学术文献库

Complexity metrics and machine learning (ML) models have been utilized to analyze the lengths of segmental genomic entities like: exons, introns, intergenic and repeat/unique DNA sequences, in each of the 22 human chromosomes. The purpose of the study was to assess information and order that may be concealed within the size distribution of these sequences. For this purpose, we developed an innovative integrated methodology. Our analysis is based upon the reconstructed phase space theorem, the non-extensive statistical theory of Tsallis, ML techniques and a new technical index, integrating the generated information, which we introduce and named it Complexity Factor (COFA). The low-dimensional deterministic nonlinear chaotic and non-extensive statistical character of the DNA sequences was verified with strong multifractal characteristics and long-range correlations with significant variations per genomic entity and per chromosome. The results of the analysis reveal changes in complexity behavior per genomic entity and chromosome regarding the size distribution of individual genomic segment. The lengths of intron regions show greater complexity behavior in all metrics than the exonic ones, with longer range correlations, and stronger memory effects, for all chromosomes.
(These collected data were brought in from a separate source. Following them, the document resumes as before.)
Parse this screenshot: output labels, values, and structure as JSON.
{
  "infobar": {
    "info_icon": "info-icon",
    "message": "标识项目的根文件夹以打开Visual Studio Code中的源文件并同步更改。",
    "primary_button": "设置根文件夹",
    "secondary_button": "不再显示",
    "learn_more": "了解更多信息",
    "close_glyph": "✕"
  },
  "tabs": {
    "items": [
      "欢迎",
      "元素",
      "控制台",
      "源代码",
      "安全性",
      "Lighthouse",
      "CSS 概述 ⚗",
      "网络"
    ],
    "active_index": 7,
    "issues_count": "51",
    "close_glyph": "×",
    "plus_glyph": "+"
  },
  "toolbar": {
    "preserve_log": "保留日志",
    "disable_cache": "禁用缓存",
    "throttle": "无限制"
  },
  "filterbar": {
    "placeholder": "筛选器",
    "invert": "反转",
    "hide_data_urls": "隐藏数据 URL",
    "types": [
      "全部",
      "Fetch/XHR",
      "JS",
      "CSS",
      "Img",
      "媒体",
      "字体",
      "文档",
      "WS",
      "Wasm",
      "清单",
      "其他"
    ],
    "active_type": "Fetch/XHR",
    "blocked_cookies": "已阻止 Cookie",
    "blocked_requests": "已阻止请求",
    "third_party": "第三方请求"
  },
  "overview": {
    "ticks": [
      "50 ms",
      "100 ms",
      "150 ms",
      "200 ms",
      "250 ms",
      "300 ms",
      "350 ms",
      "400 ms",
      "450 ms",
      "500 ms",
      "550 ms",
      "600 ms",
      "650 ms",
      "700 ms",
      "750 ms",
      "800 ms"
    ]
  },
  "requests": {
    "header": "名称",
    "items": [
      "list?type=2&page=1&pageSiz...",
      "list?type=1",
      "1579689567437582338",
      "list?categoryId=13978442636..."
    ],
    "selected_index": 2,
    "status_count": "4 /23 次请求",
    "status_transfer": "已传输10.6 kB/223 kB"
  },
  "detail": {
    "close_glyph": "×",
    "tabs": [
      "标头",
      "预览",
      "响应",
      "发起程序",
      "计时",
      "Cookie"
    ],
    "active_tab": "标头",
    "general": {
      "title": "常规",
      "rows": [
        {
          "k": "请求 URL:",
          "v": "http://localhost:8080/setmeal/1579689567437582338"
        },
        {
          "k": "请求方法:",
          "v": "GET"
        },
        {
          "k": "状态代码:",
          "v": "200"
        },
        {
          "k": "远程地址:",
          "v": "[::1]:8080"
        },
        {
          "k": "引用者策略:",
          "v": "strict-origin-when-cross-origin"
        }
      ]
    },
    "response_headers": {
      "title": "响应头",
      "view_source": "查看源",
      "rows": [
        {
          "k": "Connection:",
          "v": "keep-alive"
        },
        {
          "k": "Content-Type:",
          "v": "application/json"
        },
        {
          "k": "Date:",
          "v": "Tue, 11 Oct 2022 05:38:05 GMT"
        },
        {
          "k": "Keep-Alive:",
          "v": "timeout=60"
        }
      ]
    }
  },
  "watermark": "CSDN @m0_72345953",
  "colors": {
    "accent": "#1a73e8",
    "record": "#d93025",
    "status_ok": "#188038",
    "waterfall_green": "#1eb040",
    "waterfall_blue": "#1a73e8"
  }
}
We conclude from our analysis, that the size distribution of the genomic regions within chromosomes, are not random, but follow a specific pattern with characteristic features, that have been seen here through its complexity character, and it is part of the dynamics of the whole genome according to complexity theory. This picture of dynamics of the redundancy of information in DNA recognized from ML tools for clustering, classification and prediction.